A projected amount of GH¢ 199,200,000 had been allocated for the programme. In addition, banks and other financial institutions would be encouraged to pre-finance and government would later pay.
“An amount of US$200 million from the US$ 750 million sovereign bond will be used for the road sector including the dualisation of the Accra-Kumasi highway.”
According to Mr. Baah-Wiredu, similar measures would be carried out in the water, energy, agricultural and educational sectors.
On the 2008 policy initiatives, he announced that an initiative would be launched to strengthen the regulatory environment of doing business to promote private sector-led growth.
“Specifically, the initiative will focus on simplifying the current regulatory regime applicable in Ghana, reviewing the functions of regulatory agencies to remove overlaps, scale down on the number of regulatory authorities and establish benchmarks for good practices.”
To bridge the development gap between Northern Ghana and the South, the Finance Minister announced that government was preparing a medium to long-term development strategy “that will transform the economy and society of Northern Ghana to ensure effective utilization of the region's competitive advantages in food production, adding value to agro-processing, boosting private sector confidence and improving incomes and general living conditions.
“In the interim, government has earmarked an amount of GH¢25 million as seed money for the establishment of a Northern Ghana Development Fund, and will encourage development partners to contribute to it.”
Mr.

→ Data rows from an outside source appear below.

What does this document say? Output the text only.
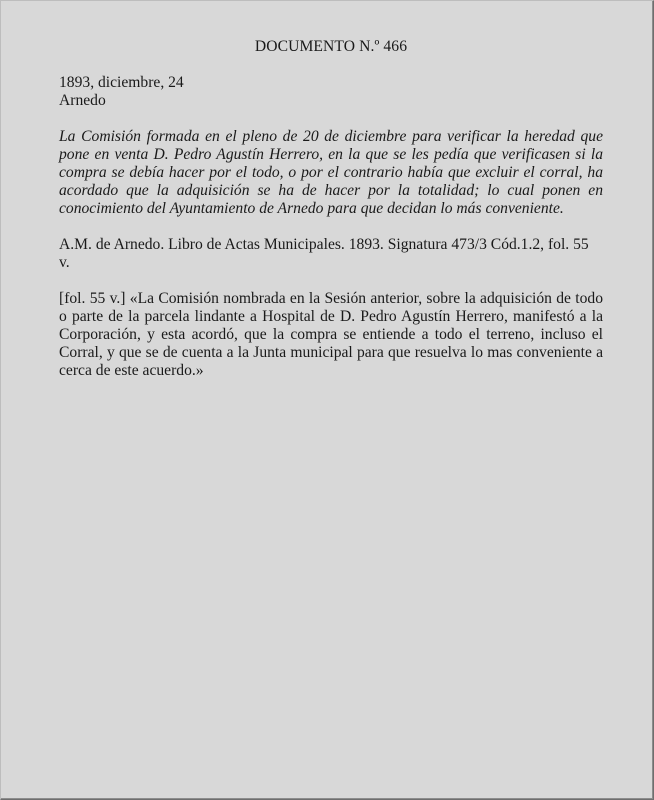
DOCUMENTO N.º 466

1893, diciembre, 24

Arnedo

La Comisión formada en el pleno de 20 de diciembre para verificar la heredad que pone en venta D. Pedro Agustín Herrero, en la que se les pedía que verificasen si la compra se debía hacer por el todo, o por el contrario había que excluir el corral, ha acordado que la adquisición se ha de hacer por la totalidad; lo cual ponen en conocimiento del Ayuntamiento de Arnedo para que decidan lo más conveniente.

A.M. de Arnedo. Libro de Actas Municipales. 1893. Signatura 473/3 Cód.1.2, fol. 55 v.

[fol. 55 v.] «La Comisión nombrada en la Sesión anterior, sobre la adquisición de todo o parte de la parcela lindante a Hospital de D. Pedro Agustín Herrero, manifestó a la Corporación, y esta acordó, que la compra se entiende a todo el terreno, incluso el Corral, y que se de cuenta a la Junta municipal para que resuelva lo mas conveniente a cerca de este acuerdo.»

Baah-Wiredu, also the Member of Parliament (MP) for Asante Akyem North, however conceded that notwithstanding the sterling economic success of government, there still remained some challenges ahead.
They included maintaining debt sustainability as part of debt management strategy, public sector reform and high wage demands, and the unpredictability of fuel prices and supply constraints in power.
“Though Ghana is performing creditably well in most of the Millennium Development Goals, the target of reducing under- five child mortality rate continues to pose a major challenge.
“Reduction in poverty levels has been found to have a direct positive impact on reducing under-five mortality rates.”
He stated that the Ministry of Health had been focusing on those areas to identify the causes of “this stagnation to guarantee that appropriate interventions are implemented to ensure that Ghana by 2015, achieves the goal of reducing by two-thirds, the under-five mortality rate and maternal mortality”.
The Finance Minister assured the nation that government would ensure that the necessary financial discipline which characterized the 2004 general elections would be maintained in next year's.
“The Fair Wages and Salaries reform process is ongoing and the major challenge is managing labour expectations especially in an election year.”
The Minister ended on a reassuring note that there was so much hope for the future as far as the nation's development was concerned.
To achieve the nation's dreams, he called for effective time management, and urged all to “rededicated ourselves in achieving our dreams as a nation.
“We signed a social contract with this nation the day we were born. If we do this, we can face the future with hope because the future is bright. The money is there for the future.
The oil discovered is for the future and the Bui project is also for the future.”